3 questions à l’autrice Carole de Boyer d’Eguilles
Publié le 20 juillet 2026|

À travers La petite musique de la vie, Carole de Boyer d'Eguilles signe un recueil de quinze nouvelles, qui explore les liens humains à travers des histoires du quotidien. Journaliste de formation puis communicante, elle revient sur la genèse de son premier livre.
Plusieurs de vos nouvelles s’ancrent directement dans la métropole lilloise, et notamment à Roubaix, autour de lieux emblématiques comme le parc Barbieux. Pourquoi avoir choisi ce territoire pour y faire résonner vos intrigues ?
J’ai grandi en Île-de-France, mais je voulais rendre hommage à la métropole qui m’accueille depuis le début des années 2000. J’y ai repris des études en communication à Roubaix, après un parcours en histoire américaine puis un master en journalisme à l’Université Sorbonne Nouvelle. Roubaix fait aujourd’hui partie de mon quotidien. Chaque matin, je traverse le parc Barbieux pour me rendre au travail. J’aime aussi y lire, fréquenter La Condition Publique ou encore le musée La Piscine. Avant de venir étudier ici, je vivais à Paris, mais j’ai été séduite par cette ville marquée par le street art et son identité si particulière. Tous ces lieux nourrissent naturellement mon imaginaire et se retrouvent dans mes histoires.
Entre ce jeune cadre en maillot de bain, ce père qui ne se coupe plus les cheveux ou cette femme sur un site de rencontres, vos points de départ sont très visuels et intrigants. Comment vous est venue l’idée d’écrire ces nouvelles ? Est-ce le fruit d’observations du quotidien ?

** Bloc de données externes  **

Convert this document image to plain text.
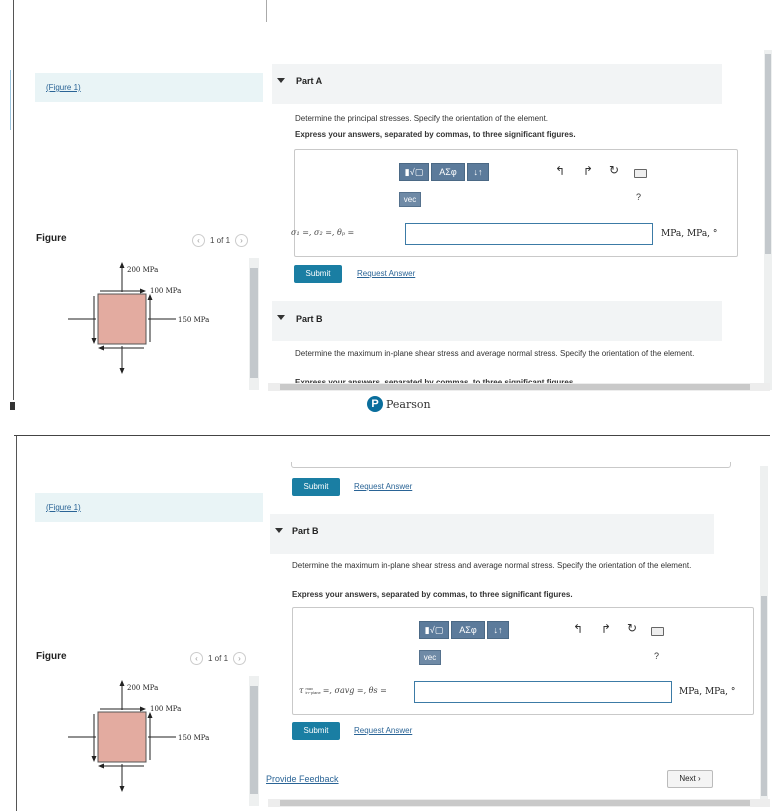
(Figure 1)
Figure	‹	1 of 1	›
200 MPa
100 MPa
150 MPa
Part A
Determine the principal stresses. Specify the orientation of the element.
Express your answers, separated by commas, to three significant figures.
▮√▢	ΑΣφ	↓↑
vec
↰ ↱ ↻
?
σ₁ =, σ₂ =, θₚ =	MPa, MPa, °
Submit	Request Answer
Part B
Determine the maximum in-plane shear stress and average normal stress. Specify the orientation of the element.
P Pearson
Submit	Request Answer
(Figure 1)
Figure	‹	1 of 1	›
200 MPa
100 MPa
150 MPa
Part B
Determine the maximum in-plane shear stress and average normal stress. Specify the orientation of the element.
Express your answers, separated by commas, to three significant figures.
▮√▢	ΑΣφ	↓↑
vec
↰ ↱ ↻
?
τ max
in−plane =, σavg =, θs =	MPa, MPa, °
Submit	Request Answer
Provide Feedback	Next ›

Oui, mes histoires prennent souvent naissance dans des situations réelles ou des observations du quotidien. Je pars d’un fait ou d’une anecdote, puis je construis une histoire autour. Dès le début de l’écriture, j’ai toujours la chute en tête. Elle guide toute la construction de la nouvelle. Au départ, le recueil comptait une vingtaine de récits. Au fil du travail éditorial, nous avons resserré la sélection autour d’un thème qui me tenait particulièrement à cœur : les liens qui unissent les êtres, qu’ils soient familiaux, amicaux, amoureux ou de voisinage. J’aime aller à la rencontre des gens. C’est d’ailleurs ce qui m’a conduite vers le journalisme, où j’ai travaillé pour plusieurs magazines spécialisés. Aujourd’hui, je suis chargée de communication interne et marque employeur à l’EDHEC. Mon goût pour les rencontres et les échanges nourrit encore aujourd’hui mon écriture.

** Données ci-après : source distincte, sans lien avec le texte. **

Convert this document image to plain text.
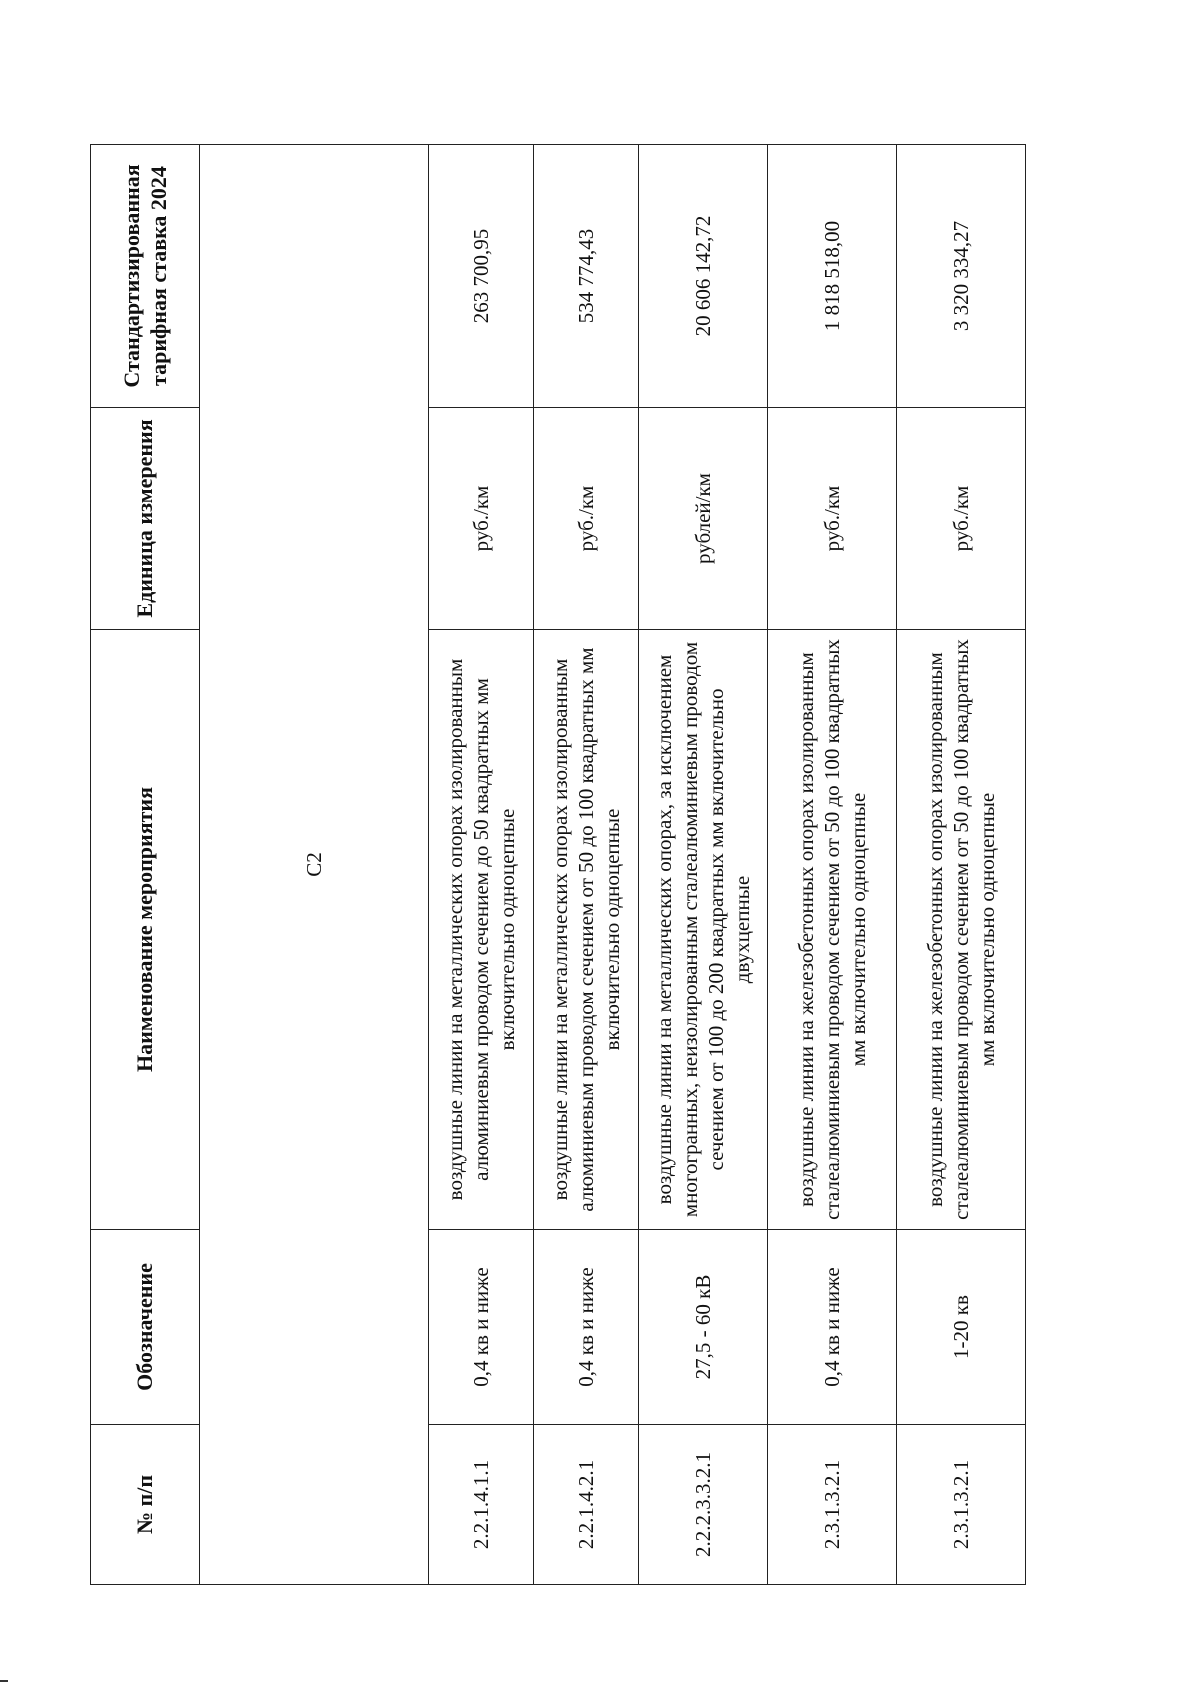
№ п/п	Обозначение	Наименование мероприятия	Единица измерения	Стандартизированная тарифная ставка 2024
С2				
2.2.1.4.1.1	0,4 кв и ниже	воздушные линии на металлических опорах изолированным алюминиевым проводом сечением до 50 квадратных мм включительно одноцепные	руб./км	263 700,95
2.2.1.4.2.1	0,4 кв и ниже	воздушные линии на металлических опорах изолированным алюминиевым проводом сечением от 50 до 100 квадратных мм включительно одноцепные	руб./км	534 774,43
2.2.2.3.3.2.1	27,5 - 60 кВ	воздушные линии на металлических опорах, за исключением многогранных, неизолированным сталеалюминиевым проводом сечением от 100 до 200 квадратных мм включительно двухцепные	рублей/км	20 606 142,72
2.3.1.3.2.1	0,4 кв и ниже	воздушные линии на железобетонных опорах изолированным сталеалюминиевым проводом сечением от 50 до 100 квадратных мм включительно одноцепные	руб./км	1 818 518,00
2.3.1.3.2.1	1-20 кв	воздушные линии на железобетонных опорах изолированным сталеалюминиевым проводом сечением от 50 до 100 квадратных мм включительно одноцепные	руб./км	3 320 334,27
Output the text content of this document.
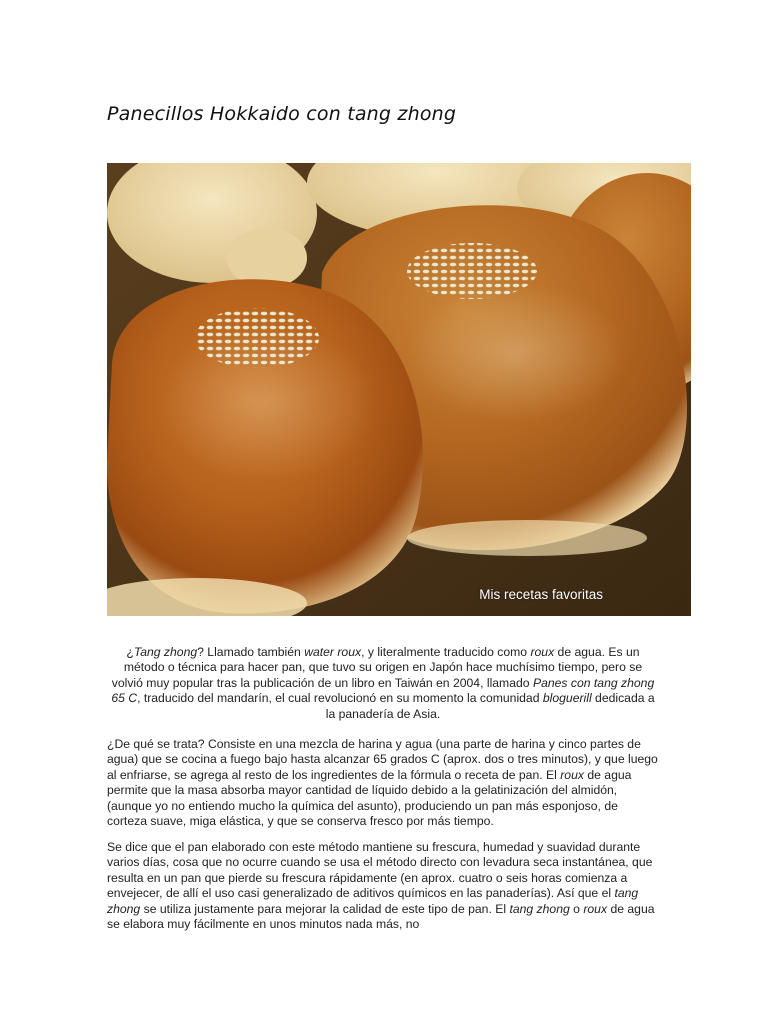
Panecillos Hokkaido con tang zhong
Mis recetas favoritas
¿Tang zhong? Llamado también water roux, y literalmente traducido como roux de agua. Es un método o técnica para hacer pan, que tuvo su origen en Japón hace muchísimo tiempo, pero se volvió muy popular tras la publicación de un libro en Taiwán en 2004, llamado Panes con tang zhong 65 C, traducido del mandarín, el cual revolucionó en su momento la comunidad bloguerill dedicada a la panadería de Asia.
¿De qué se trata? Consiste en una mezcla de harina y agua (una parte de harina y cinco partes de agua) que se cocina a fuego bajo hasta alcanzar 65 grados C (aprox. dos o tres minutos), y que luego al enfriarse, se agrega al resto de los ingredientes de la fórmula o receta de pan. El roux de agua permite que la masa absorba mayor cantidad de líquido debido a la gelatinización del almidón, (aunque yo no entiendo mucho la química del asunto), produciendo un pan más esponjoso, de corteza suave, miga elástica, y que se conserva fresco por más tiempo.
Se dice que el pan elaborado con este método mantiene su frescura, humedad y suavidad durante varios días, cosa que no ocurre cuando se usa el método directo con levadura seca instantánea, que resulta en un pan que pierde su frescura rápidamente (en aprox. cuatro o seis horas comienza a envejecer, de allí el uso casi generalizado de aditivos químicos en las panaderías). Así que el tang zhong se utiliza justamente para mejorar la calidad de este tipo de pan. El tang zhong o roux de agua se elabora muy fácilmente en unos minutos nada más, no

Le titre de votre recueil évoque « une petite musique ». Au fil des pages, on croise des chansons qui forment une bande-son. Si vous deviez choisir un seul morceau pour résumer l’ambiance de votre livre, lequel serait-il ?

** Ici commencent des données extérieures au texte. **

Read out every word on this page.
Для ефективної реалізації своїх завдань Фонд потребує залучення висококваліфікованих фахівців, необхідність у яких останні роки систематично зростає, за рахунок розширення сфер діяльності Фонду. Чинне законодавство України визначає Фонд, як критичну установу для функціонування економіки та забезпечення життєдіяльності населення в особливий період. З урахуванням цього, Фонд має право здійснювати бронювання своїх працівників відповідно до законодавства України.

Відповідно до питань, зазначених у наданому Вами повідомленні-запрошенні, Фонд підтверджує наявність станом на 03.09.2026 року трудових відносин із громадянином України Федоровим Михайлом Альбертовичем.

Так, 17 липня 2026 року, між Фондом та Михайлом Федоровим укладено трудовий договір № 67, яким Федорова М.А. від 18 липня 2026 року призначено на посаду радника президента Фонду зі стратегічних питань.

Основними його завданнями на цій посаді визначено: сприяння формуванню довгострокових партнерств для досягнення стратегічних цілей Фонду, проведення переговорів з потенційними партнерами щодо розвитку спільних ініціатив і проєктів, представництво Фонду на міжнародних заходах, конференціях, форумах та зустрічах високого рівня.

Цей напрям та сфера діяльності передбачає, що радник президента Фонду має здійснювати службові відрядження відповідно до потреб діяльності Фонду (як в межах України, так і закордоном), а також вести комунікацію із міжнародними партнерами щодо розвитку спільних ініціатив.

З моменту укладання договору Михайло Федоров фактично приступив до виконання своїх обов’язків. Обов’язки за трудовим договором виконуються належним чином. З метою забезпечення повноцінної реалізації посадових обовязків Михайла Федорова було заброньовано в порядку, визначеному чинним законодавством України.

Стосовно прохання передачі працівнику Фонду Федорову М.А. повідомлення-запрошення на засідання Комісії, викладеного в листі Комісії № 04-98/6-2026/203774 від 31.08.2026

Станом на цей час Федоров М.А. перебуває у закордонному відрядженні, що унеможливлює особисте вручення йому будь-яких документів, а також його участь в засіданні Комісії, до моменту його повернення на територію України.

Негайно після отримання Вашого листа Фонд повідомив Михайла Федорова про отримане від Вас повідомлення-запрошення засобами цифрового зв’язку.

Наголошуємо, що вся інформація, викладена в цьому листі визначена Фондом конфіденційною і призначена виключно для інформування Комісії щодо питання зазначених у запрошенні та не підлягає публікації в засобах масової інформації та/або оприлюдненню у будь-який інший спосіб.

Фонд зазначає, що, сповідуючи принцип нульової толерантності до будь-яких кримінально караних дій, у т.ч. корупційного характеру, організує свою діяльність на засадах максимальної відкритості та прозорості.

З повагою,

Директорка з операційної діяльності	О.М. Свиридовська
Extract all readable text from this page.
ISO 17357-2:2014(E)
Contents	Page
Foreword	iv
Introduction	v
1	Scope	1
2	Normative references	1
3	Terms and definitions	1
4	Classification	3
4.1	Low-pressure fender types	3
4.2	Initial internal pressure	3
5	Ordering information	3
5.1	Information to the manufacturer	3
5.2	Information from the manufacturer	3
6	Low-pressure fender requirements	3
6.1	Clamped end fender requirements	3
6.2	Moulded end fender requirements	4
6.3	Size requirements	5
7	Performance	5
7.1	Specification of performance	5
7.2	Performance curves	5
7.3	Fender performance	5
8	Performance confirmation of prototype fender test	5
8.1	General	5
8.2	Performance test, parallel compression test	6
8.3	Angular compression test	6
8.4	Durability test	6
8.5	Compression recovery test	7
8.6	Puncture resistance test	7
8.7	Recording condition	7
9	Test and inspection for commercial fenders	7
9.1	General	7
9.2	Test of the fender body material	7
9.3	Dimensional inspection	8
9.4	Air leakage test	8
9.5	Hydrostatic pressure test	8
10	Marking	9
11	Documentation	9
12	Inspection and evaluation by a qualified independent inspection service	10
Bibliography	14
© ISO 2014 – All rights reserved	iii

Je choisirais sans hésiter L’Hymne à la joie de Beethoven. J’espère que les lecteurs refermeront le livre avec le sentiment d’avoir passé un bon moment. La musique accompagne les personnages tout au long du recueil et participe à créer cette atmosphère faite de tendresse et d’émotion.
La petite musique de la vie (Il Est Midi Éditions), 18 €, disponible sur commande auprès de l’éditeur et en librairie.